8 Responses to “More on my paranoia”

  1. Ride Fast Says:

    I’ve often thoiught leaving the front door open might be more secure. I would assume someone is not only home but unconcerned about it.

    Then again, when I recenltly left the garage door open (for hours while away) I was pretty freaked out about it when I got home.

  2. PaulB Says:

    Hell, my wife locks the bed room door at night. Supposedly to keep the kids out, but who knows.

  3. KCSteve Says:

    Got a call the other morning from the neighbor across the street – we’d once again left the garage door open all night.

    Must be a side effect of the paranoia.

  4. Timmeeee Says:

    That reminds me of a story I heard Yaphet Kotto tell on a TV interview.

    He had just bought a house in a suburb of Toronto, this is while he was doing “Homicide: Life on the Street”. So he was commuting by plane and dog tired. One trip to Toronto, he was so tired that he pulled into his driveway, got out of his car, went into his house and collapsed on his bed. When he woke up the next morning, he walks downstairs and sees that he left his front door wide open all night, then he goes outside and sees his car door is also wide open, finally he goes over to his car and sees that he left his wallet on the front seat!
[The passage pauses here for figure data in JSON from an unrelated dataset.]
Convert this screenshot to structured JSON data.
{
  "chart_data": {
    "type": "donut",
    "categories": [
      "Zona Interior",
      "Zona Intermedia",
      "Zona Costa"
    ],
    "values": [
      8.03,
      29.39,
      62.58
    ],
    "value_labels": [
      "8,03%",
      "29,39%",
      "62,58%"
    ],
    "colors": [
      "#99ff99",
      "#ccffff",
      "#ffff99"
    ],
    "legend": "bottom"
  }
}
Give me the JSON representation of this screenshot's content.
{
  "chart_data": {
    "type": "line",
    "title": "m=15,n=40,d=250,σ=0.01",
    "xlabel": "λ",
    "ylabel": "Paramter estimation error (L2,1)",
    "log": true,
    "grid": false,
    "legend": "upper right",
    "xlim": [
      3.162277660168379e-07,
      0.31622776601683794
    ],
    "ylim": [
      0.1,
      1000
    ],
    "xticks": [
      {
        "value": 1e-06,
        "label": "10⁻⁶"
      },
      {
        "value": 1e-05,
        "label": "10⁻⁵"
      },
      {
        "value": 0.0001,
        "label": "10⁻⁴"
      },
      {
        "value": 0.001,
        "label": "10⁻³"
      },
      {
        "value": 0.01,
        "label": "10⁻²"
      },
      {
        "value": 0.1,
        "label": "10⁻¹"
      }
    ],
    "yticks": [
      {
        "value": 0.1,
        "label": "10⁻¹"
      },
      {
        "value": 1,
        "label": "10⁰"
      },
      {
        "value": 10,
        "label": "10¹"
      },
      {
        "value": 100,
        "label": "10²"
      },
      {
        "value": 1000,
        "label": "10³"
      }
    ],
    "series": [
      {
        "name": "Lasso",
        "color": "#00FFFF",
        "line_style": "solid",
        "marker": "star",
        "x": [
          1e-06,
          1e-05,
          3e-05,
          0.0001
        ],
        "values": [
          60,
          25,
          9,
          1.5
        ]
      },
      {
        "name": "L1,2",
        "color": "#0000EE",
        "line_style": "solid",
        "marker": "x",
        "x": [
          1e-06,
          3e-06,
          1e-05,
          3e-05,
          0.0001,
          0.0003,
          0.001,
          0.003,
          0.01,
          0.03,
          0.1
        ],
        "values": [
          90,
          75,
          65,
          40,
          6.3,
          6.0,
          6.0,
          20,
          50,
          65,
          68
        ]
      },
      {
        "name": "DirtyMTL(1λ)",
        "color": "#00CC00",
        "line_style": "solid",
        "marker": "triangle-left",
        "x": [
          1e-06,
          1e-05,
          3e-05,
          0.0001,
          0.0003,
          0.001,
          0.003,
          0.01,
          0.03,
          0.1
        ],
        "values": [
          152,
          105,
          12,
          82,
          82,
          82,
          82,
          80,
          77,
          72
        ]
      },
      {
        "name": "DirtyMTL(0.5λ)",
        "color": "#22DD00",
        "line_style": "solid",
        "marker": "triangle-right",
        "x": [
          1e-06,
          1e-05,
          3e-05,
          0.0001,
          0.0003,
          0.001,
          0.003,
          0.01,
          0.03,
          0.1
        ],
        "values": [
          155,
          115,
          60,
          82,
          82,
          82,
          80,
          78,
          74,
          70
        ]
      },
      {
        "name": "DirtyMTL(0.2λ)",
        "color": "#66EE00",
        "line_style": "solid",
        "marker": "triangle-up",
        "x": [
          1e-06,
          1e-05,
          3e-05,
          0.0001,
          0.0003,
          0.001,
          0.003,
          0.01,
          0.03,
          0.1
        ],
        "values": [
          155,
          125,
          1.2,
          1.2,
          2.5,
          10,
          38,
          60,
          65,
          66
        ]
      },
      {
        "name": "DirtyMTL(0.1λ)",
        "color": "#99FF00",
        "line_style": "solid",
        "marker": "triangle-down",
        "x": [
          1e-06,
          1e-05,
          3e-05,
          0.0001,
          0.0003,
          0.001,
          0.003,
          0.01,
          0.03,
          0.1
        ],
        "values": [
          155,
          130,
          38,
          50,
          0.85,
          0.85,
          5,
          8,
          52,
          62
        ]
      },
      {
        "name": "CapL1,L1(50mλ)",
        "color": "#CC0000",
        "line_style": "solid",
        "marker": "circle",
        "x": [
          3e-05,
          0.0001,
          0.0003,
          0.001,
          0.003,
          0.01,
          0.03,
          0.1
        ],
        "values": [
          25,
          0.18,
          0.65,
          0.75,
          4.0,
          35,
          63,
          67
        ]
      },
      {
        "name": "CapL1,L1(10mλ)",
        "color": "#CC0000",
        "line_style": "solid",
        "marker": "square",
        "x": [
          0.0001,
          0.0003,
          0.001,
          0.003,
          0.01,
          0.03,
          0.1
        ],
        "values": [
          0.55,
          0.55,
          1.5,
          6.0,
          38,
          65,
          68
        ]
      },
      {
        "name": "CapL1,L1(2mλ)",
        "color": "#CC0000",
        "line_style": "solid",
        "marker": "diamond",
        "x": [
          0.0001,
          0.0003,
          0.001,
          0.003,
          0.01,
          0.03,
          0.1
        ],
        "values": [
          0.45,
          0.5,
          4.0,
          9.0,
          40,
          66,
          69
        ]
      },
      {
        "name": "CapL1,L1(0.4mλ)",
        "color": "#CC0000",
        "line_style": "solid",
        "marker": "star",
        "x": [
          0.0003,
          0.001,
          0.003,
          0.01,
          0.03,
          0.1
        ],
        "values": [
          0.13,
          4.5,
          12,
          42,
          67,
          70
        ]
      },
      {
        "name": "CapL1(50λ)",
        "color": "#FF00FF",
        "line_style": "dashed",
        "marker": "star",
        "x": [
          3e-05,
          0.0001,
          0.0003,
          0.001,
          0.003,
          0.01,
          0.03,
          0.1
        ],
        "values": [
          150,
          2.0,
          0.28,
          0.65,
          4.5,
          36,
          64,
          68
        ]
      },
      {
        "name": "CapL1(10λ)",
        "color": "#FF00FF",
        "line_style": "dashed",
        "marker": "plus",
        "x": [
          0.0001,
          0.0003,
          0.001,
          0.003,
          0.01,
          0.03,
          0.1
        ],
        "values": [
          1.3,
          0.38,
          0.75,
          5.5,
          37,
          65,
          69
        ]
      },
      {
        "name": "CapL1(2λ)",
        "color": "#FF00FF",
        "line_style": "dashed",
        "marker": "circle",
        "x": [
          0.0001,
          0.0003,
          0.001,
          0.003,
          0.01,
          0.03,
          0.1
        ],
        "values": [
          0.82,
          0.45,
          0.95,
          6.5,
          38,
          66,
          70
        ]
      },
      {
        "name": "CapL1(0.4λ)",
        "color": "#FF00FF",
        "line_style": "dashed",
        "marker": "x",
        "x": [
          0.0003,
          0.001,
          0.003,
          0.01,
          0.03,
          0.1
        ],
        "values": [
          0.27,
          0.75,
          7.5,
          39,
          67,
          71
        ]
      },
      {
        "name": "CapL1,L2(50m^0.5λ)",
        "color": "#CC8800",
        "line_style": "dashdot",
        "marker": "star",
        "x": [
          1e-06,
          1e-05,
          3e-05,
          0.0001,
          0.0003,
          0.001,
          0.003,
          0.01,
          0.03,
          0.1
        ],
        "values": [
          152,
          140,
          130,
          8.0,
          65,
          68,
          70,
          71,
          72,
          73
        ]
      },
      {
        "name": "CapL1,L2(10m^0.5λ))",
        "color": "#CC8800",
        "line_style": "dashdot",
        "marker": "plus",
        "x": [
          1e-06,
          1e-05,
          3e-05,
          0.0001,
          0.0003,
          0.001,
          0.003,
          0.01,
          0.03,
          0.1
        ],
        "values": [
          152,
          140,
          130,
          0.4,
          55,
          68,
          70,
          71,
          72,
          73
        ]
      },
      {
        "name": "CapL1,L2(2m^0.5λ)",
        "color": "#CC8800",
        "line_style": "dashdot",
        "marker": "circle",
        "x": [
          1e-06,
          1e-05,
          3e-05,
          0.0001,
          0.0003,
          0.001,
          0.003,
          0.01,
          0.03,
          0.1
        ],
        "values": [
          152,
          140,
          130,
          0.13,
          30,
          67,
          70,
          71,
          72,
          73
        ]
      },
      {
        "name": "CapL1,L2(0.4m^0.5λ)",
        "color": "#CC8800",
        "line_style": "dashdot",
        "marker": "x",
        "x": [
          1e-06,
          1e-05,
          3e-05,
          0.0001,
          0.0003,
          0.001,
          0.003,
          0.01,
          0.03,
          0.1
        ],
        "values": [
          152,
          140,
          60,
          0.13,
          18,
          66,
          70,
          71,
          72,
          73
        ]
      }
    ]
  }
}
    Then Yaphet notices his neighbour, on his front lawn and smiles sheepishly at him, realizing how careless he had been. The neighbour just smiles back, knowing what Yaphet must have been thinking and says, “Don’t worry you’re in Canada now.”

    Yaphet told the interviewer, “If I had been in the US, I’d have been killed for sure”.

  5. Regolith Says:

    When I was in highschool, I came home several times to find my downstairs basement door open. It lead out into the garage, whose door was rarely if ever locked. Since the town and neigborhood have always been relatively safe, I thought nothing of it. I figured since that door had been installed poorly and had never been fixed, that a gust of wind had simply opened it.

    Then my father’s prescription pain medications went missing (he had just came home from back surgery, after a staph infection had nearly paralyzed him after it ate away at his backbone).

    At first he thought he’d simply misplaced it. Nothing else turned up missing, so theft wasn’t even considered. This happened several more times until we started putting two and two together and called the police.

    Turns out some junky had been lurking at the pharmacy, waiting for people to get his drug of choice, and then following them home. Then, he’d wait for them to leave and go to work, and break in and steal the prescriptions. He didn’t touch anything else, as far as we know. He passed up guns, antiques, all sorts of valuables. Just took the drugs. They finally caught the guy, and he plead guilty to something like 9 or 10 different thefts at different residences (though not to ours).

    After that, we cracked down on security. All doors always got locked, door jamming bars were used on doors that wouldn’t lock, etc. ‘Twas pretty crazy.

  6. nk Says:

    I grew up on a farm. We never locked our doors but one. My mother would lock the door to the parlor to keep me and my brothers out. It had a natural wood floor that my mother would refinish with ochre, on her hands and knees. Different time, different place, different world actually.

  7. high Says:

    What? You’ve got “…lawn maintenance guys”???

    Must be nice to have wheelbarrows full of cash from the gun lobby of death.

    j/k

  8. DoubleTapper Says:

    You lock your doors?

    Here in Israel, we only lock the doors to keep the little kids from going on unauthorized walks.

    Of course if you come in without knocking, you know what’s waiting for you on the inside.

    DoubleTapper
    DoubleTapper@gmail.com
    DoubleTapper, blogging on Guns Politics Defense from Israel

Remember, I do this to entertain me, not you.